Am I crazy for being hung up about this? I miss him and I hate that he thinks badly of me. I'm having a really hard time letting this go. I'm checking my phone and email constantly. What am I supposed to do now? Is there such a thing as a "good" break up?
— Broken Up
Dear Broken Up,
You know the saying, "the opposite of love isn't hate; the opposite of love is indifference?" Or its cousin, "love and hate are two sides of the same coin?" He's lashing out because he feels some kind of pain, likely pain he can't quite process yet. If he honestly didn't care about you, and if he honestly had no stake in this relationship, you wouldn't be provoking this kind of passion in him. I know it sucks to be treated scornfully by someone you love(d), but you just need to recognize it as what it is — the symptoms of a wounded heart — and give him the space to heal on his own.

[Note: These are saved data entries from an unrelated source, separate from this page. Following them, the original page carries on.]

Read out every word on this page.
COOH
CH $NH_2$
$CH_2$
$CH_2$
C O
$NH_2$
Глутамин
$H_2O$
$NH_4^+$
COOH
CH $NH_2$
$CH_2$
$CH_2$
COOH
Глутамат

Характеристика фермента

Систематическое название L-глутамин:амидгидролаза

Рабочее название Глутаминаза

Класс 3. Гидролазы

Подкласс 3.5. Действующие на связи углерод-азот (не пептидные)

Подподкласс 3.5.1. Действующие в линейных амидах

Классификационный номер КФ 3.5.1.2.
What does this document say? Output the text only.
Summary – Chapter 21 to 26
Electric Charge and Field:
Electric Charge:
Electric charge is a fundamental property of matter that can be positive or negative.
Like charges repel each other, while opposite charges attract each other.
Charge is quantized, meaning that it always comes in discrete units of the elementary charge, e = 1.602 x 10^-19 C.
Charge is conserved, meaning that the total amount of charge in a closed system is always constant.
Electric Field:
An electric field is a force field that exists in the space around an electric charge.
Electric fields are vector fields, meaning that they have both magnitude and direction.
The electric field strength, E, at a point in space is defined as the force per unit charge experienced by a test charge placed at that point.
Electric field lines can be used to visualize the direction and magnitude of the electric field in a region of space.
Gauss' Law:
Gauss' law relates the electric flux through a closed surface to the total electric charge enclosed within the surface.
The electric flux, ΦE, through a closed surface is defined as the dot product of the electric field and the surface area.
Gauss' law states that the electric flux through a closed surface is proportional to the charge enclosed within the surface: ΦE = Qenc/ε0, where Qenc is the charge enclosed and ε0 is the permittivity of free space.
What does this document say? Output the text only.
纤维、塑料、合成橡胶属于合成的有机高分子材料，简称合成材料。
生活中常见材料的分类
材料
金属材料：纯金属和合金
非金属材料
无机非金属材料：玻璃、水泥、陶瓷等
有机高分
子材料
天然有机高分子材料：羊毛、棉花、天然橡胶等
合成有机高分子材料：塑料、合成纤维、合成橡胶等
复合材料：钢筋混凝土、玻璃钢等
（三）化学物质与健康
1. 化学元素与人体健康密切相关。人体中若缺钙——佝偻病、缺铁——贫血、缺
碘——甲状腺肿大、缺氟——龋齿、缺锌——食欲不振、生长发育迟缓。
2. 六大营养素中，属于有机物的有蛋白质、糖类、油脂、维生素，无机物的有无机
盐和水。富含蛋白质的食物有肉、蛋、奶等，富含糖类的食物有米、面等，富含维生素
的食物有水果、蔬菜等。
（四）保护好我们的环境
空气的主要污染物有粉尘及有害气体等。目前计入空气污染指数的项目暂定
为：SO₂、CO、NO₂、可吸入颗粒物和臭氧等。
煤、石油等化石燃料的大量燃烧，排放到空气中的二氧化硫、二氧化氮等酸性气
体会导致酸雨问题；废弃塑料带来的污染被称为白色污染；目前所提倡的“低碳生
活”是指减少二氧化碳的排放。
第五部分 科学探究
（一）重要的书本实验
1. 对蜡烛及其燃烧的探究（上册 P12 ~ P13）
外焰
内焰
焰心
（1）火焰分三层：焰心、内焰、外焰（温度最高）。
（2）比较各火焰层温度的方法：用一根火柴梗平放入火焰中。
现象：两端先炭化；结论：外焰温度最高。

Meanwhile, don't compare yourself to his now-friend, once-ex. Some exes can be friends and some can't. Their relationship was fundamentally different than yours, so its outcome will also be different. If you really want to be friends, maybe you can — possibly in six months, or two years, or when you bump into each other in a grocery store after you've each gone through a messy divorce and you fall tearfully into each other's arms. My point is, you can't force this relationship into a mold set by your interpretation of his last relationship. You've got to each take the time you need to ground yourselves without each other. What happens after that is up to fate, chance, or specials on steak at Safeway.